Non-Compete Agreements prevent present and former employees from working with competitors. They are also designed to keep an employer information, client lists or trade secrets from going to a competitor
Court’s uphold non-compete agreements if they meet certain requirements. The employee found to have violated the non-compete agreement may be subject to damages or an injunction.
Any company that is involved in an employee’s breach of a non-compete may also be liable.
California is a state however which favors the employee and if the non-compete agreement is too restrictive the courts may not enforce a non-compete clause at all.
There are several reasons why California does not favor non-compete clauses. Employers have most of the power. Employees have very little leverage to negotiate or bargain for a contract without a non-compete clause. Therefore the courts have found these clauses to be unconscionable.
When an employee starts with a new company they are usually trying to make a good impression.
Finally, non-compete clauses make it difficult for employees to gain future employment or become self-employed.
The Principles of Non-Compete Agreements
States differ in how their laws are written to deal with non-compete clauses. However, there are certain key principles that are very similar across the states. Examples of some of these principles include:
· A non-compete clause in a contact must be reasonable in order for it to be considered valid.

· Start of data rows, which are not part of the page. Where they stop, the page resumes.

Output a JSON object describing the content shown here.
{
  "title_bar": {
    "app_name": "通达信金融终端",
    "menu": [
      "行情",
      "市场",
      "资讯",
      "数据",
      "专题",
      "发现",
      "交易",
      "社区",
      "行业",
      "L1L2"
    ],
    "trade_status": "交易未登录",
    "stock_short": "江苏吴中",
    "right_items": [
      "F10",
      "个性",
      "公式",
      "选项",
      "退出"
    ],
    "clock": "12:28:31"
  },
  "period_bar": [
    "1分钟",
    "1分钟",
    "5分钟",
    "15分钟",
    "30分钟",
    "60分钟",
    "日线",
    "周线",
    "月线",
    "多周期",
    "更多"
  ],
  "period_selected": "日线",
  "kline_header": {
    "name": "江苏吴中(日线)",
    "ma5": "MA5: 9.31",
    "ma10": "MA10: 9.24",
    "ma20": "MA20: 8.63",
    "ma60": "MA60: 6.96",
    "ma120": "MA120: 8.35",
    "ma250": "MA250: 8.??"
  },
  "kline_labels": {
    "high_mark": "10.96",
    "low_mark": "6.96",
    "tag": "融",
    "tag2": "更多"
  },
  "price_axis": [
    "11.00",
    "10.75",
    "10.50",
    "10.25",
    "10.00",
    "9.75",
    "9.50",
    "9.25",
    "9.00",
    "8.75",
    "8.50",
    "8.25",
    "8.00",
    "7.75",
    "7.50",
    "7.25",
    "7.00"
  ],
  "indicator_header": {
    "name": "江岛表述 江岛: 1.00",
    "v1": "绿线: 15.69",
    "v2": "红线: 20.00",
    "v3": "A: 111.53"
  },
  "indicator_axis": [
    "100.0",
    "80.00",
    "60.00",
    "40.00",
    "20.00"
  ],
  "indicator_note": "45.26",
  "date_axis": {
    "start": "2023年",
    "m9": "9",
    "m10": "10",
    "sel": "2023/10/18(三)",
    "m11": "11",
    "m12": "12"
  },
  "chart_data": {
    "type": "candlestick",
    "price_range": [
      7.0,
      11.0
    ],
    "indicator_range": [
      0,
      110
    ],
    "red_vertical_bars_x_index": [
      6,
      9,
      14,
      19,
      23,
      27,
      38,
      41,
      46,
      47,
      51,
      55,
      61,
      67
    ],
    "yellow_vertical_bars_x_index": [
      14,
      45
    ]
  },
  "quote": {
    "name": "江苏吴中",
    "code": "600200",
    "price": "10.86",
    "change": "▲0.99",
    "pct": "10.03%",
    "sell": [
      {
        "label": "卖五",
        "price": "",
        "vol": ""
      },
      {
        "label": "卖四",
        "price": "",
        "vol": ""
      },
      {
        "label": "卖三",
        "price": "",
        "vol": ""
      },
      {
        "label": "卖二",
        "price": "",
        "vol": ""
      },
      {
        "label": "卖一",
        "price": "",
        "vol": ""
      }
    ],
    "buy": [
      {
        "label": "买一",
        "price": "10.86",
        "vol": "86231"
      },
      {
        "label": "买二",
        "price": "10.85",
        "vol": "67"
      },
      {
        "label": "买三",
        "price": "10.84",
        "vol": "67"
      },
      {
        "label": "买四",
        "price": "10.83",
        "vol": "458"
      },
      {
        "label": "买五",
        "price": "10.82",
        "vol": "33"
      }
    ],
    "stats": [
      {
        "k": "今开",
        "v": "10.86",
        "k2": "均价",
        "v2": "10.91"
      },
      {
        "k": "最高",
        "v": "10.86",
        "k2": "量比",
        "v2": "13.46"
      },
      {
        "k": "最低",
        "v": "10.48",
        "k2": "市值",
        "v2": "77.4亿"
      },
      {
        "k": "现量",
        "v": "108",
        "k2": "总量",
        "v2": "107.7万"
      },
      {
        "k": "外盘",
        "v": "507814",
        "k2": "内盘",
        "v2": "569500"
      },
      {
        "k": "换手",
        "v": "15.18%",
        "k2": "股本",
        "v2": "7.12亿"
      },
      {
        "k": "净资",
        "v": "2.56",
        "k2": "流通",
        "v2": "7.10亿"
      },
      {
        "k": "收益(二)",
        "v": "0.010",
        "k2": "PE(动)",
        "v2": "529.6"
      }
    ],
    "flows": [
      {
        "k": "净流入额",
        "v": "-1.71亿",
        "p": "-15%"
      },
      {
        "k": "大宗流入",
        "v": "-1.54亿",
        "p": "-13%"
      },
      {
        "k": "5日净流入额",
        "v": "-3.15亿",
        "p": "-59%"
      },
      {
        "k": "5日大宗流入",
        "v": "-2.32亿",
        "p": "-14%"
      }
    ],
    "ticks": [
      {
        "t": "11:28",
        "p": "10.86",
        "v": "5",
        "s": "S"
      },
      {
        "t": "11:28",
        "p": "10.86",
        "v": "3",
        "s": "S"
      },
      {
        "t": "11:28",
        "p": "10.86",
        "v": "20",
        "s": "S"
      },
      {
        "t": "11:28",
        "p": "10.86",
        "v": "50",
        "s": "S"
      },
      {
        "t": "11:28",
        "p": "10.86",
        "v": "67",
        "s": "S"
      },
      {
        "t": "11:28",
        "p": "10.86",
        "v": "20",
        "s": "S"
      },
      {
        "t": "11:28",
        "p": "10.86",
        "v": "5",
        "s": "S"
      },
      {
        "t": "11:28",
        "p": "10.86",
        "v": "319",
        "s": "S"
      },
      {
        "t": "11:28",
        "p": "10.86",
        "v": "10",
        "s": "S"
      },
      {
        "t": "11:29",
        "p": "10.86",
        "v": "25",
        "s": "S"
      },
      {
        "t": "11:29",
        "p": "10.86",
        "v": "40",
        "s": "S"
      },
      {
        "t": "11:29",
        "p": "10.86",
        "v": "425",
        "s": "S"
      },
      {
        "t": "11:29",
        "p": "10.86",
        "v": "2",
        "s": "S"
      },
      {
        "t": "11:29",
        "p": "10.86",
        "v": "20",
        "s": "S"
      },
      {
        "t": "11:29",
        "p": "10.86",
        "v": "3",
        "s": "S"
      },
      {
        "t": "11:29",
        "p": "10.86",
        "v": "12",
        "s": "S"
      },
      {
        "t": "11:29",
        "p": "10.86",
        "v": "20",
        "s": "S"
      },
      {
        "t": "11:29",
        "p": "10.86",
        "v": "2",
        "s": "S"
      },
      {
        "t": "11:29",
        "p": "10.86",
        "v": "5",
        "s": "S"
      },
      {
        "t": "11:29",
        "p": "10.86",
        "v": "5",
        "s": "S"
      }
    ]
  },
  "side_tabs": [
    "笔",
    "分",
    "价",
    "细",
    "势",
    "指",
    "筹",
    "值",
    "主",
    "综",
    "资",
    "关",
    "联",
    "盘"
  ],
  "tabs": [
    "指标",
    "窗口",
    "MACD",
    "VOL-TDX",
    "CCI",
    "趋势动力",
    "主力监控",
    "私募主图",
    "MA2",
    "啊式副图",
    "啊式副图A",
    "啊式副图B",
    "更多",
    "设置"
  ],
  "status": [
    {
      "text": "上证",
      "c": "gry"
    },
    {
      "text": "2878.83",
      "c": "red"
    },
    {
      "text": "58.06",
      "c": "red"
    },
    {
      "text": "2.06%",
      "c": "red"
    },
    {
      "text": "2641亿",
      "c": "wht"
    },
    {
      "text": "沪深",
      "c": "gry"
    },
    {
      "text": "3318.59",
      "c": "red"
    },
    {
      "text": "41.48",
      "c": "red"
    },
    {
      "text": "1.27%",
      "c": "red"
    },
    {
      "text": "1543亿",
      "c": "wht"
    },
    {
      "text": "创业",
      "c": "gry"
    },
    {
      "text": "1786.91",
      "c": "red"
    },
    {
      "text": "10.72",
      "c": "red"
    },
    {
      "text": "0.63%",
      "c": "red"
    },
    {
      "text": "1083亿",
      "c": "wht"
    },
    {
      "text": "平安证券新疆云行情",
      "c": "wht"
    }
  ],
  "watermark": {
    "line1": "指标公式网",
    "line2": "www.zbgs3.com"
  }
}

· Some states require the employee to receive independent consideration before it'll recognize a non-compete clause.
· Courts usually require that non-compete contracts don't last too long. The time period must be limited.
· Courts will also check to see if the geographic limits of the contract are reasonable. Non-compete clauses shouldn't restrict employees from working in other geographic areas that won't affect the former employer.
· New employers that hire employees with non-competitive contracts can be sued for damages in some states.
Clients should always consult an attorney when drafting a non-compete contract.